STOP: Sentient Tracking Of Parkinson’s – funded by the Academy of Finland ICT 2023 programme

Adjunct Professor Denzil Ferreira, at the Centre for Ubiquitous Computing has been awarded funding from the Academy of Finland’s ICT 2023 programme, for project STOP: Sentient Tracking Of Parkinson’s.

About STOP:

Effective monitoring of patients is technically challenging with wearables due to: 1) battery life is limited to a few hours when sampling and processing data continuously; 2) it is not feasible to process large amounts of sensor data on a wearable (e.g., a smartwatch). Instead of wearables, we leverage widely available technology such as smartphones, and Internet-of-Things (IoT) sensors, and augment their sensing capabilities with user-centric machine learning to create an infrastructure that links medication alerts to movement phenomena in real-time, to improve medication dosing for Parkinson’s patients and to unobtrusively monitor the progression of Parkinson’s Disease (PD).

STOP makes possible PD real-time symptom tracking, empowers DBS (Deep Brain Stimulation) patients with intelligent micro-adjustments of neurostimulators’ electrical stimulation, and provides medication dosing awareness and reminders for improving medication compliance. STOP provides valuable PD information for clinicians (e.g., a personal understanding of medication dosing lasting effects, the impact of PD symptoms in daily tasks, potential changes in mobility and social behaviour), thus potentially improving the efficiency of PD health services. STOP can minimize travel: clinically relevant data can be gathered and delivered remotely to clinicians and health researchers, allowing them to intervene, study and better understand PD; monitor PD unobtrusively over clinically relevant time periods: sensor data is gathered autonomously over long periods of time to better understand the manifestation of PD symptoms during day-to-day activities and inform future interventions and guidelines; provide clinically predictive modelling of medication need: intelligent personal modelling of users will allow for tailored PD support, particularly when PD symptoms are troublesome and require medication and DBS intervention.

Following AWARE’s plugin-based architecture, STOP will be a scalable, battery-conscious, cost-effective PD monitoring solution that uses commercially available smartphones and IoT sensors to collect and judiciously send data to a cloud infrastructure to improve PD patients’ quality of life. STOP will transform the care of PD by enabling an ecosystem of support involving patients, families, caregivers, clinicians and health researchers, working together. By monitoring the progression of PD, clinicians can better understand the effects of the medication, users’ lifestyle and individual Parkinson’s progression. Effective monitoring, analysis of movements and predictive modelling can be used by clinicians to send real-time medication alerts, improve medication adherence, and monitor PD patients’ quality of life from afar, also applicable for other neurological disorders, such as dementia, Alzheimer’s and Huntington’s.
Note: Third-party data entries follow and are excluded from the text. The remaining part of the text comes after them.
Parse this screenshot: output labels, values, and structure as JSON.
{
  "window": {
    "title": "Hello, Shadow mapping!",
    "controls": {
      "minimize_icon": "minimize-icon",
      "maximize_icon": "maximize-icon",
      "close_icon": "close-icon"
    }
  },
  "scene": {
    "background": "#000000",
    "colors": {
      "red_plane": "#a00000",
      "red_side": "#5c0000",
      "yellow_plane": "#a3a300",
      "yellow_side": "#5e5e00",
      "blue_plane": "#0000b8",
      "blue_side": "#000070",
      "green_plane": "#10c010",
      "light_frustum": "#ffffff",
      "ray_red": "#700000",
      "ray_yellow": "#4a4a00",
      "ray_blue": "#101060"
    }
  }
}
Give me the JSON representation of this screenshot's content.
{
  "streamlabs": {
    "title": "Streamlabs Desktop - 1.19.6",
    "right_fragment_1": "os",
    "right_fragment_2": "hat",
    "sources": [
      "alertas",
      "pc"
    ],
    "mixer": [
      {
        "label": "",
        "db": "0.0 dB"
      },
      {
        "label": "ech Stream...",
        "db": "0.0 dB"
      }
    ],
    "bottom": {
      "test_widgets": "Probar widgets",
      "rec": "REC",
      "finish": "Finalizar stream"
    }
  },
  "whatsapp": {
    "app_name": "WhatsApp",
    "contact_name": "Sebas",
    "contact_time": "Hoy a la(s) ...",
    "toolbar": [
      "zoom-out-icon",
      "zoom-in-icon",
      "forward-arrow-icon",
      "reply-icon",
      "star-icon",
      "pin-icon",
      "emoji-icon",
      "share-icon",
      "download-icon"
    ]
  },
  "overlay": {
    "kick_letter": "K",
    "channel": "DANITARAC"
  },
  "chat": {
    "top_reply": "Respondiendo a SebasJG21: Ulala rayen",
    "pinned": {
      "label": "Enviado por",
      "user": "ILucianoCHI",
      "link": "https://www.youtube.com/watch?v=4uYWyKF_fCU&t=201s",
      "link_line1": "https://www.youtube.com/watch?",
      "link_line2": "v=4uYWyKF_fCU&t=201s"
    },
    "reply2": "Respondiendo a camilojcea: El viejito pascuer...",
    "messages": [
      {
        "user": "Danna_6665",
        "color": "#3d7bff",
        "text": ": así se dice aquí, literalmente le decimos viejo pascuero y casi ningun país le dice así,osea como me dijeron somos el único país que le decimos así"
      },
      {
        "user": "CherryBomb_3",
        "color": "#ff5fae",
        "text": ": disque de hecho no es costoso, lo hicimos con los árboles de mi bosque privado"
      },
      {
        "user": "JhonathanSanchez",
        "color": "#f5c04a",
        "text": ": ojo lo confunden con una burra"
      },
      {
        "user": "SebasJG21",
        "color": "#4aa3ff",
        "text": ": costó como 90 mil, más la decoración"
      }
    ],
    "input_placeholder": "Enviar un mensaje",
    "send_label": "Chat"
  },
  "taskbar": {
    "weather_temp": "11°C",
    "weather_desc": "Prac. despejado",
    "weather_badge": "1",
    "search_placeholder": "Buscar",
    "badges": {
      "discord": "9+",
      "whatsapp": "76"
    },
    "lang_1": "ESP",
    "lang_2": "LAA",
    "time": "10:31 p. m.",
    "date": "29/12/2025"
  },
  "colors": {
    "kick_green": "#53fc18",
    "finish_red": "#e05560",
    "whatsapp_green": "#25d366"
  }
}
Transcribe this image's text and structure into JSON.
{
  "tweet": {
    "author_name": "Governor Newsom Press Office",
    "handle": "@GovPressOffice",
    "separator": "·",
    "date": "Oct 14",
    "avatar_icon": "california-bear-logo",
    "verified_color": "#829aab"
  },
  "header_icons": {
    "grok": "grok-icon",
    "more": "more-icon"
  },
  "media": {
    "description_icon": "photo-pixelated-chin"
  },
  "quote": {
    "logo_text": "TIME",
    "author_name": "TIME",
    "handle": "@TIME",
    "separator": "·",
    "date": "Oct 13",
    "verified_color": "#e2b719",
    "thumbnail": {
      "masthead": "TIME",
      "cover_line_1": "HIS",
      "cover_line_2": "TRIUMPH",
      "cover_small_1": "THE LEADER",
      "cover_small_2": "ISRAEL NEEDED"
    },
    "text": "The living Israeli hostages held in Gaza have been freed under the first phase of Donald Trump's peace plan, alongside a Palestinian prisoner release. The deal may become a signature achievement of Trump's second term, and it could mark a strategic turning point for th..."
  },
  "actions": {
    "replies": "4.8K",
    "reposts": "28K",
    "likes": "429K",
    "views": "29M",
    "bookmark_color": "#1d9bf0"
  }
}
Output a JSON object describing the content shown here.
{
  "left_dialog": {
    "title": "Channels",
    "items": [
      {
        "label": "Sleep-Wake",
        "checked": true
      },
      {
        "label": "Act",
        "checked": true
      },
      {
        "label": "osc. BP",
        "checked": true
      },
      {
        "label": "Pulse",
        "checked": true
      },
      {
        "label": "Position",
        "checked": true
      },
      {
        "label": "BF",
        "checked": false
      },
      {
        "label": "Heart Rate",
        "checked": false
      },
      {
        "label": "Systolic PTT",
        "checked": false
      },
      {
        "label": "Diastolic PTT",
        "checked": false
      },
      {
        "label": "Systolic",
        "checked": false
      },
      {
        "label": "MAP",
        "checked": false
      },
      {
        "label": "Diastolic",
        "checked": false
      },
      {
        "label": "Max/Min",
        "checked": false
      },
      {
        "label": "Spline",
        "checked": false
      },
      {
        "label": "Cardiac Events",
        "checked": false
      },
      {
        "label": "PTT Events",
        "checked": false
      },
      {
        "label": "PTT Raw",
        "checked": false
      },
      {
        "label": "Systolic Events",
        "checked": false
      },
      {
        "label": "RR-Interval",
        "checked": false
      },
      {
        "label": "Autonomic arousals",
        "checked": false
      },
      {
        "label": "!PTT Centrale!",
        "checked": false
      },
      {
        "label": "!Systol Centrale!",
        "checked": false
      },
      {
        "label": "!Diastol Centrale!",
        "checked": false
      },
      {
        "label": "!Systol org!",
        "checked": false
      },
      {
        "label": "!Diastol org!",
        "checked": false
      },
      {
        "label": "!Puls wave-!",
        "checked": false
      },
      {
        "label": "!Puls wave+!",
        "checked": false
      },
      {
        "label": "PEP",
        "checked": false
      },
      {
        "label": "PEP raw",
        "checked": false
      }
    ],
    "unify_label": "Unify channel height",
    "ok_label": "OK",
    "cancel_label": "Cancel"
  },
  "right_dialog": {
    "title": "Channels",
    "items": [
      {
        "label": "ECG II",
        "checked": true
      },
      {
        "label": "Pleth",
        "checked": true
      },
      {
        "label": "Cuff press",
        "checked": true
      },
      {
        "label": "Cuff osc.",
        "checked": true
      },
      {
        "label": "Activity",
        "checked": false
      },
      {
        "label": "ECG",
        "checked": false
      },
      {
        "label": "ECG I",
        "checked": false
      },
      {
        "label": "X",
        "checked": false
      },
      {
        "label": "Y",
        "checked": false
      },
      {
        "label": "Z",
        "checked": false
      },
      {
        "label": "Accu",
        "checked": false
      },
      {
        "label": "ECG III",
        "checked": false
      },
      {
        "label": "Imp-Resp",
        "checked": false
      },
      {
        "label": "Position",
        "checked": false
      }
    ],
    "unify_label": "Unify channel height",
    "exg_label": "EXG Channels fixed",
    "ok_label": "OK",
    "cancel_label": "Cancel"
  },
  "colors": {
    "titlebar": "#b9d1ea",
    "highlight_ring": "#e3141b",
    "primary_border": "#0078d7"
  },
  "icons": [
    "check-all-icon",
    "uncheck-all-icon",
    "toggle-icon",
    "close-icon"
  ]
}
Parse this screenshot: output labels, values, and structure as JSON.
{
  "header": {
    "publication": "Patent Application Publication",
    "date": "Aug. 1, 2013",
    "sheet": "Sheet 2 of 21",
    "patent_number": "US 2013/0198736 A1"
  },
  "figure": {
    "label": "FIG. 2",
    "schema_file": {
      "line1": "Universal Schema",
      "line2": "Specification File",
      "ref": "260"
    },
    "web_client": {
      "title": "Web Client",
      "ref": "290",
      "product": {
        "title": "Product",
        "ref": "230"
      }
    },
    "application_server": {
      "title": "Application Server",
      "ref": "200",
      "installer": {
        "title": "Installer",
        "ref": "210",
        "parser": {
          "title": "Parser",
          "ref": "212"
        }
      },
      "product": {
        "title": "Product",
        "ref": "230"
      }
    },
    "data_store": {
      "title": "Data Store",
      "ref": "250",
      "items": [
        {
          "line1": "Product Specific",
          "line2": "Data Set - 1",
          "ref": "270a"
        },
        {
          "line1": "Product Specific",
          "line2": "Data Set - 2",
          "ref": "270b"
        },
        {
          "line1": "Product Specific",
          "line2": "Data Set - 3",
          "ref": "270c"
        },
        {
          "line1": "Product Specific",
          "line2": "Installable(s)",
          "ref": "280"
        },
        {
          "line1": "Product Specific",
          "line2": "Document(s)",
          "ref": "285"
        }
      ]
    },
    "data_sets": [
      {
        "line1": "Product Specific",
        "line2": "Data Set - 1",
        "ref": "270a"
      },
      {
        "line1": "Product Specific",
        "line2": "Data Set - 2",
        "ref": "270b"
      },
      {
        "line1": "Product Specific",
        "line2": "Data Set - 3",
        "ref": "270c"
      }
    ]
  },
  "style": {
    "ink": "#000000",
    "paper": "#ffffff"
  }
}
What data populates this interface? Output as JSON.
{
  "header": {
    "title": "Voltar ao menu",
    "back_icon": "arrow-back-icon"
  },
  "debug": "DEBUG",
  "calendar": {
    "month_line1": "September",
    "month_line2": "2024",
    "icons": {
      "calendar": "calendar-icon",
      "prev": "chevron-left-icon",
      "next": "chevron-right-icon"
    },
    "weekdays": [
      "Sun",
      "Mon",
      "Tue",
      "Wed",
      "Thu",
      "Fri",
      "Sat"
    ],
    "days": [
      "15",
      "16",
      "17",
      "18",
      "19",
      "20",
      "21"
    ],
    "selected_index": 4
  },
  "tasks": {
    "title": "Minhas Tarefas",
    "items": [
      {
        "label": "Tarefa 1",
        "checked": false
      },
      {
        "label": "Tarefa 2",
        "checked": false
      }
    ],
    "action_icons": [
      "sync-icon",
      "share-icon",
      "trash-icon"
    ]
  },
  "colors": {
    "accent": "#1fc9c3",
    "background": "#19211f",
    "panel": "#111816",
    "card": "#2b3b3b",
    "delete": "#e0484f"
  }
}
Project STOP has the duration of two years, starting January 2018. The project is the fruit of the collaboration with Haltian Oy, Head Instruments Oy, University of Oulu Medical Faculty (Dr. Jani Katisko), Carnegie Mellon University (Prof. Anind Dey, Julian Ramos), The University of Manchester (Prof. Simon Harper, Julio Vega) and is lead by Adj. Prof. Denzil Ferreira from the Center for Ubiquitous Computing at the University of Oulu.


WP1: Develop methods and tools that measure PD symptoms unobtrusively

BSc. Valerii Kan, a MSc Thesis Research Assistant working in this project, has created our first tool that leverages gamification as a method and Android smartphones as a tool to track and log medication adherence for Parkinson’s patients. The application acts as a proxy to assess medication lasting effects throughout the day and self-reported symptoms. The work is now being evaluated by non-PD participants for establishing the baseline of non-afflicted subjects.